Cultura
A arte nas frestas do cotidiano
Um conjunto de obras recentemente lançadas procura desvendar os mistérios biográficos de artistas dos séculos passados
Existe uma estabelecida vertente da literatura que se ocupa da própria literatura. Dentro desse nicho encontramos uma subdivisão: aquela que se dedica à investigação dos mistérios biográficos, à análise criativa das múltiplas relações possíveis entre arte e vida. Quem não tem curiosidade a respeito dos recessos cotidianos de seus artistas favoritos?
Elin Cullhead, escritora sueca, acaba de ter publicado no Brasil seu romance Euforia, dedicado a Sylvia Plath. No livro, a autora busca dar conta do último ano de vida de Plath – as dificuldades de seu casamento com Ted Hughes, os gozos e agruras da maternidade, o percurso tortuoso de realização dos poemas de Ariel e, por fim, seu suicídio aos 30 anos, em 11 de fevereiro de 1963.
Os capítulos curtos e as cenas repletas de diálogos dão dinamismo a este intenso exercício de resgate e evocação. O embate com a amante do marido, nos domínios de Plath, é particularmente pungente: “Ted mostrou meu escritório para Assia. Ela circulou à vontade e mexeu nas minhas coisas, lançando tentáculos longos e finos, e eu perdi a maneira como normalmente me manifestava”. O uso da primeira pessoa, fazendo Plath falar “pela própria voz”, é bastante eficiente.

Mais perto de nós, outro livro recente realiza um movimento semelhante: A Guerra Invisível de Oswald de Andrade, de Mariano Marovatto. Não se trata de uma ficção exaltada como a de Elin Cullhead, mas de um ensaio narrativo que investiga os meandros das relações de Oswald de Andrade no ano de 1939, quando retorna de uma viagem pela Europa, animado para escrever um livro – A Guerra Invisível – jamais concretizado.
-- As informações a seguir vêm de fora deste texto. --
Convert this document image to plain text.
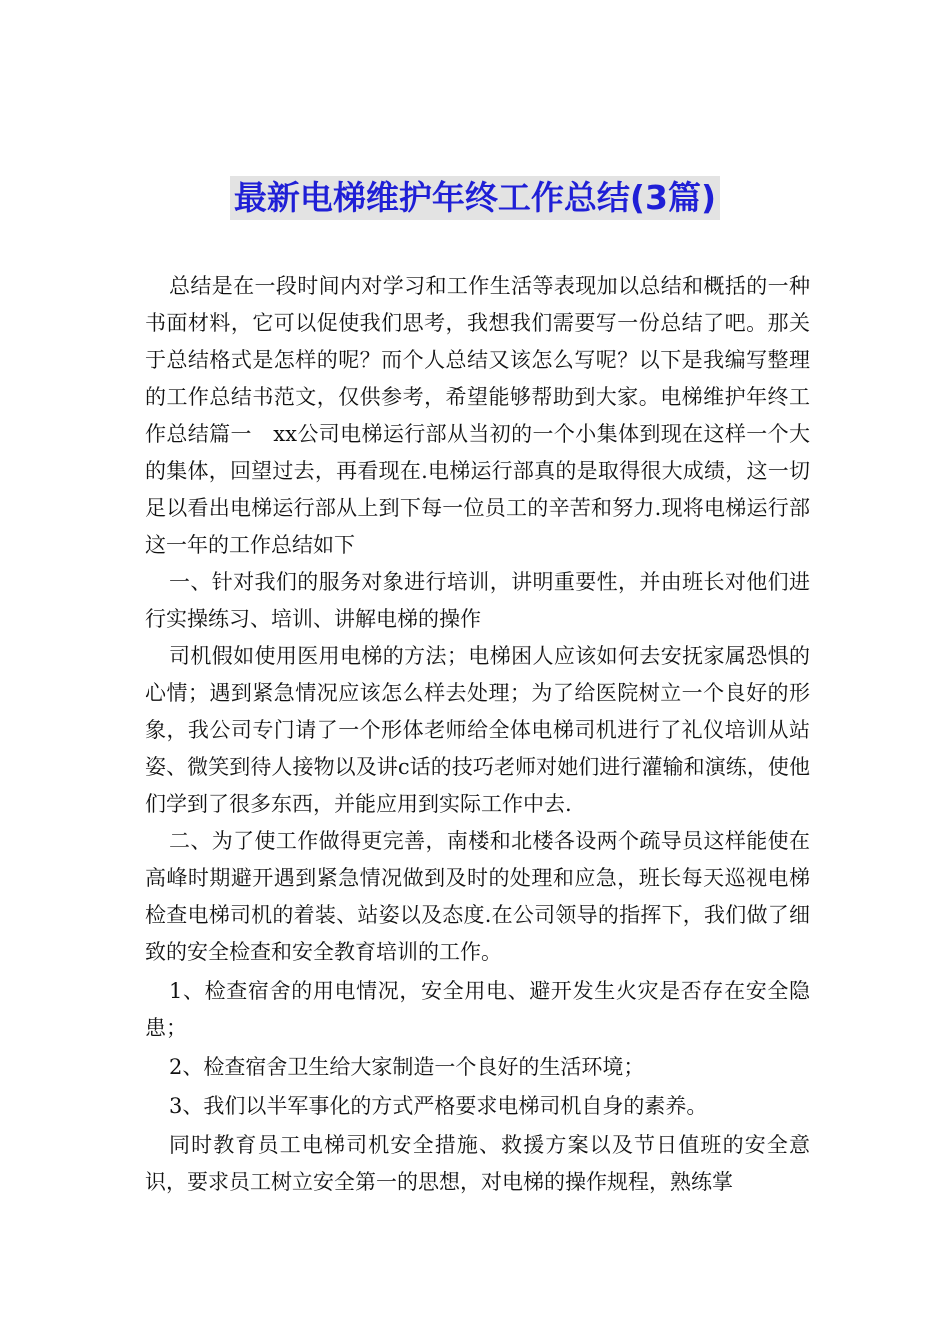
最新电梯维护年终工作总结(3篇)

总结是在一段时间内对学习和工作生活等表现加以总结和概括的一种书面材料，它可以促使我们思考，我想我们需要写一份总结了吧。那关于总结格式是怎样的呢？而个人总结又该怎么写呢？以下是我编写整理的工作总结书范文，仅供参考，希望能够帮助到大家。电梯维护年终工作总结篇一　xx公司电梯运行部从当初的一个小集体到现在这样一个大的集体，回望过去，再看现在.电梯运行部真的是取得很大成绩，这一切足以看出电梯运行部从上到下每一位员工的辛苦和努力.现将电梯运行部这一年的工作总结如下

一、针对我们的服务对象进行培训，讲明重要性，并由班长对他们进行实操练习、培训、讲解电梯的操作

司机假如使用医用电梯的方法；电梯困人应该如何去安抚家属恐惧的心情；遇到紧急情况应该怎么样去处理；为了给医院树立一个良好的形象，我公司专门请了一个形体老师给全体电梯司机进行了礼仪培训从站姿、微笑到待人接物以及讲c话的技巧老师对她们进行灌输和演练，使他们学到了很多东西，并能应用到实际工作中去.

二、为了使工作做得更完善，南楼和北楼各设两个疏导员这样能使在高峰时期避开遇到紧急情况做到及时的处理和应急，班长每天巡视电梯检查电梯司机的着装、站姿以及态度.在公司领导的指挥下，我们做了细致的安全检查和安全教育培训的工作。

1、检查宿舍的用电情况，安全用电、避开发生火灾是否存在安全隐患；

2、检查宿舍卫生给大家制造一个良好的生活环境；

3、我们以半军事化的方式严格要求电梯司机自身的素养。

同时教育员工电梯司机安全措施、救援方案以及节日值班的安全意识，要求员工树立安全第一的思想，对电梯的操作规程，熟练掌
Marovatto fala da “insubmissa trajetória” do autor que escolhe evocar e resgatar e salienta que 1939 é um “ponto de inflexão” no percurso de Oswald. Nesse ano, ele vive sua “aventura carioca” como um “antagonista de Mário de Andrade”. Outro ponto de destaque é a ênfase posta na “autoficcionalização” que Oswald faz de sua biografia, forçando o ensaísta ao cotejamento com a “memória de outros nomes”.
Por fim, é preciso apontar a muito bem-vinda aparição de Isabelle Eberhardt, estrela de primeira grandeza na arte da viagem, resgatada por Paula Carvalho em Direito à Vagabundagem: As Viagens de Isabelle Eberhardt. De família russa radicada na Suíça, Eberhardt nasceu em 1877 e, aos 20 anos, mudou-se para a Argélia. No país do Norte da África, vestia-se como homem e converteu-se ao Islã, adotando o pseudônimo Mahmoud Saadi. Eberhardt deixou registrado nos artigos que publicava na imprensa francesa sua visão de mundo extremamente peculiar, sua ousadia e sua coragem na movimentação em ziguezague entre pertencimentos e identidades.
Quando morre Eberhardt, Oswald é um adolescente de 14 anos. Quando morre Oswald, Plath tem 22 anos e publica seus poemas na revista Harper’s. Esses personagens reais não se cruzam, mas, certamente, estão em diálogo.
Embora sejam três vidas e três livros absolutamente diferentes, há, em cada um deles, uma questão que se repete: o passado nunca acaba de “passar”. O passado está, ao contrário, repleto de artistas, intelectuais, viajantes, pessoas, enfim, cujas vidas despertam nossa curiosidade, nossa nostalgia e reforçam em nós a certeza de que o presente não basta. •
Publicado na edição n° 1269 de CartaCapital, em 26 de julho de 2023.